Mean vs. Median: A Beginner’s Guide
This post is adapted from material in my book Practical SQL: A Beginner’s Guide to Storytelling With Data from No Starch Press.
A common way to summarize a group of numbers — one most of us learned in grade school — is to find its mean, commonly called the average. But it’s not always the best measure. Often, the median is better.
Let’s say six kids go on a field trip, ages 10, 11, 10, 9, 13 and 12. It’s easy to add the ages and divide by six to get the group’s average age:
(10 + 11 + 10 + 9 + 13 + 12) / 6 = 10.8
Because all the ages are close, the average of 10.8 gives us a good picture of the group as a whole. But averages are less helpful when the values are skewed toward one end or if they include outliers.

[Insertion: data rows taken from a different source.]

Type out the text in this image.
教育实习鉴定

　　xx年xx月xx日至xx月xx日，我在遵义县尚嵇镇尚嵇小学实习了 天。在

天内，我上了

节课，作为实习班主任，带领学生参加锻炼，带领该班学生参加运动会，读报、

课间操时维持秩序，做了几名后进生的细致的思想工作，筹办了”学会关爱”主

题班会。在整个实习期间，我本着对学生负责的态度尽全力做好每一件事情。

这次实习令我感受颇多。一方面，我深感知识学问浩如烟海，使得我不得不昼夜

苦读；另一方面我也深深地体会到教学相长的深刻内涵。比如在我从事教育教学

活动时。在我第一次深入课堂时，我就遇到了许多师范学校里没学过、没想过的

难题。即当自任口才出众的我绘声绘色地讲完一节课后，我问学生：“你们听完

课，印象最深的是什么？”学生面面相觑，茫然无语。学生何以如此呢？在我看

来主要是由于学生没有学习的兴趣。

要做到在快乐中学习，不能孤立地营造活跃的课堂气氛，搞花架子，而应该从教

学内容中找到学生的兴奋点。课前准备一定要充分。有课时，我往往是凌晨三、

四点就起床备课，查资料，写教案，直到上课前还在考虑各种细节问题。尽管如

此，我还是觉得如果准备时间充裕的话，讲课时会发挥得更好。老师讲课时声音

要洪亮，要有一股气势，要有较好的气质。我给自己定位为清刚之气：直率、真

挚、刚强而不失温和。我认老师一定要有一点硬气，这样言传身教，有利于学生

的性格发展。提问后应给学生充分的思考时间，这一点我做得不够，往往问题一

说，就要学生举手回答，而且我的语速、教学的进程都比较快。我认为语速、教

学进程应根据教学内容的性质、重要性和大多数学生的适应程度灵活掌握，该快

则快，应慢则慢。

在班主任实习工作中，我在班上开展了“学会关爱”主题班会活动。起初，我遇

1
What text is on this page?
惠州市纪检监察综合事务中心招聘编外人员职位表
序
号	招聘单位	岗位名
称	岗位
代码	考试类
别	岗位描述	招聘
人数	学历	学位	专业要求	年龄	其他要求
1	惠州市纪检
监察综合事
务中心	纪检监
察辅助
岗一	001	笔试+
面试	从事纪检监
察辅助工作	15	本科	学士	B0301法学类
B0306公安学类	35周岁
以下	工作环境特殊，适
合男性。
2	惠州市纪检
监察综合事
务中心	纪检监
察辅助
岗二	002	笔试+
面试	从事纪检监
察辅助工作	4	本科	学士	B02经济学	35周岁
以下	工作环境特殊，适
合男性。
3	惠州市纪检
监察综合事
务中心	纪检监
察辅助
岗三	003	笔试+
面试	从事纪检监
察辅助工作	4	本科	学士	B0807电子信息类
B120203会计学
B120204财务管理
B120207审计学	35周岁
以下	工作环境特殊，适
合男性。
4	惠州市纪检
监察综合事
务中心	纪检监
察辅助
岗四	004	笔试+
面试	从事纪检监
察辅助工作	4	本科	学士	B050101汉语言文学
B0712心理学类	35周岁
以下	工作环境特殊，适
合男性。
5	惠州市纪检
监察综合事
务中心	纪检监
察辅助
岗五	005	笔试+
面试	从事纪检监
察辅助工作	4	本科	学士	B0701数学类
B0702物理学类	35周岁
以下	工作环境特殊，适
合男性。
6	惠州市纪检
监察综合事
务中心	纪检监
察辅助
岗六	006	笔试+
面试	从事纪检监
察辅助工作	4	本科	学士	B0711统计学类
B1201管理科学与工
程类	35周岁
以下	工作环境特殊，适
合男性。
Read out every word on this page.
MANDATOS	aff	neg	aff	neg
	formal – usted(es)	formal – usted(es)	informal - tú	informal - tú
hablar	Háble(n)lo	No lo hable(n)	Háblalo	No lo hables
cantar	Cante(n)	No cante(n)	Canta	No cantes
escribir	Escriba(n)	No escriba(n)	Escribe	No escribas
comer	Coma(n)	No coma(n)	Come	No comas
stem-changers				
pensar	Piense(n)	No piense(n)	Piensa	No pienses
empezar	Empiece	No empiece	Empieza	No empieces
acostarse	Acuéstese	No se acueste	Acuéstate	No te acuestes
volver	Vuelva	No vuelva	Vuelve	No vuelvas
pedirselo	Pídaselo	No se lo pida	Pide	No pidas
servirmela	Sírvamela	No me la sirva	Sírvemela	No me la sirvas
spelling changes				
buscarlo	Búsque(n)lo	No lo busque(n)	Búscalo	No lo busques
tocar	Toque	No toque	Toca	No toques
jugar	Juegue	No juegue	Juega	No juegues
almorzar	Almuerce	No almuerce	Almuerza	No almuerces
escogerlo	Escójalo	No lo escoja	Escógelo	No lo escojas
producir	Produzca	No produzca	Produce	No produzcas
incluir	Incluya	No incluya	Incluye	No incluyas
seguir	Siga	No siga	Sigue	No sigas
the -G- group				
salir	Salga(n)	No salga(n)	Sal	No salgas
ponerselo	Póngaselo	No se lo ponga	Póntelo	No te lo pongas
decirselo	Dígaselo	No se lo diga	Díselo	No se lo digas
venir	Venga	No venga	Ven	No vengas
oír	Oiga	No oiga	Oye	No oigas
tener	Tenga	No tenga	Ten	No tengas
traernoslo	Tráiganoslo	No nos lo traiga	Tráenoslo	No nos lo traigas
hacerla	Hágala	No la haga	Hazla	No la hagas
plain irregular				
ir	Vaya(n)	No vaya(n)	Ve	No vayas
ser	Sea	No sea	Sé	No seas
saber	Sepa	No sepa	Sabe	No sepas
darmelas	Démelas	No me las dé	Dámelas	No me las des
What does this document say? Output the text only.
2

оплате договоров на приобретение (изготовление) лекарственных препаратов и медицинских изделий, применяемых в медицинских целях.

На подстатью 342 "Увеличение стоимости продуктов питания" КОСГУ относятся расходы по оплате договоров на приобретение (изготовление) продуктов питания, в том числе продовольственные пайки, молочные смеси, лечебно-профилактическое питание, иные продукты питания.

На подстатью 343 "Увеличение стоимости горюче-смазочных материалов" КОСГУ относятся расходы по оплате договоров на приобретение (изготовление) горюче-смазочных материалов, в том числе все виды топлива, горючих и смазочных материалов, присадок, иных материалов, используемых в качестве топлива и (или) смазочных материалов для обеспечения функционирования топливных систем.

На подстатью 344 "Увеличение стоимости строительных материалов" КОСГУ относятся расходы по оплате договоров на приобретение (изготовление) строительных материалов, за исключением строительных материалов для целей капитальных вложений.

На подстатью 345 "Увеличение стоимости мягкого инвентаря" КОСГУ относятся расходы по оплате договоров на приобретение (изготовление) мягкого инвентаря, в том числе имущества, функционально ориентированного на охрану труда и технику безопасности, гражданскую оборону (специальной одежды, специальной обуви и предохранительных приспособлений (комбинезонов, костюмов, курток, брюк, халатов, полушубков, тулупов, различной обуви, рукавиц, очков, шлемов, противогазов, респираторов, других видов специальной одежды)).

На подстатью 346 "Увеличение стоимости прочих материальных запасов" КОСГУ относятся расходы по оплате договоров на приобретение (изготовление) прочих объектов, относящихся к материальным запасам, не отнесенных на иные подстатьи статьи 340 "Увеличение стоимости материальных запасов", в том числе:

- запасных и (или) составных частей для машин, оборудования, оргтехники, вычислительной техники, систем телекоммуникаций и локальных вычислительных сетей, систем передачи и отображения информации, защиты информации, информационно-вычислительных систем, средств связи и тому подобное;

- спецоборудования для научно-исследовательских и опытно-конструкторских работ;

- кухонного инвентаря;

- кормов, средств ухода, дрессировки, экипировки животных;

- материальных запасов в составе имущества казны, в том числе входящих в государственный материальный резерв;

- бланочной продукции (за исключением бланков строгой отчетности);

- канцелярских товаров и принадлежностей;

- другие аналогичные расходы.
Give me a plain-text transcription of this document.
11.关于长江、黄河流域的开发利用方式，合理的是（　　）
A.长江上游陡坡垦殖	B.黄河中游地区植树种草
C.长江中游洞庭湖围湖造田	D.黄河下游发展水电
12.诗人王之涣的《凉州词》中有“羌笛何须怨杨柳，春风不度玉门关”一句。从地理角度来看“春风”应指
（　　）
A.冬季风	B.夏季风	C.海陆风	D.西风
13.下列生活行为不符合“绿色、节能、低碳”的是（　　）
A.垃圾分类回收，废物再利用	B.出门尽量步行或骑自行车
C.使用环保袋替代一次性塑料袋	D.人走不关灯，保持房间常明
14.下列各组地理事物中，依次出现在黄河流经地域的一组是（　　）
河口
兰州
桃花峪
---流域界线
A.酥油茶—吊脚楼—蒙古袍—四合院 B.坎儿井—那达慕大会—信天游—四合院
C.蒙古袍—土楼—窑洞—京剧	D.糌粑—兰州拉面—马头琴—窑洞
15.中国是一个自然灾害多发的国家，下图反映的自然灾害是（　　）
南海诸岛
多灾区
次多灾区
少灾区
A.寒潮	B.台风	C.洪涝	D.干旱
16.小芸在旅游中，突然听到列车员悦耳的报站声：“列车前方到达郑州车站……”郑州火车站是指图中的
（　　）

For example, what if we add a much older chaperone to our field trip? With ages of 10, 11, 10, 9, 13, 12 and 46, the average age of the group rises considerably:
(10 + 11 + 10 + 9 + 13 + 12 + 46) / 7 = 15.9
Now the mean is not an accurate representation. The outlier skews the average, and no journalist should feel comfortable reporting it.
This is where calculating a median is handy. The median is the midpoint in an ordered list of values — the point at which half the values are higher and half lower. If the median household income in East Middletownburg is $50,000, then half the households earn more and half less.
Using our field trip, we order the ages from lowest to highest:
9, 10, 10, 11, 12, 13, 46
The middle value is 11, and that’s the median. Half the values are higher, and half lower. If there had been an even number of values, we’d average the two middle values to find the median. For larger sets of numbers, you can use the MEDIAN function in Microsoft Excel.
Given this group, the median of 11 is a much better representation of the typical age than the average of 15.9. That’s what makes median such a useful statistical measure. Scan financial news, and you’ll see medians reported frequently. Reports on housing prices often use medians because a few sales of McMansions in a zip code that’s otherwise modest can make averages useless. Same for sports player salaries where one or two superstars can skew results.
A good test: calculate the average and the median for a group of values. If they’re close, then the group is probably normally distributed (the familiar bell curve), and the average is useful. If they’re far apart, then the values are not normally distributed and the median is the better representation.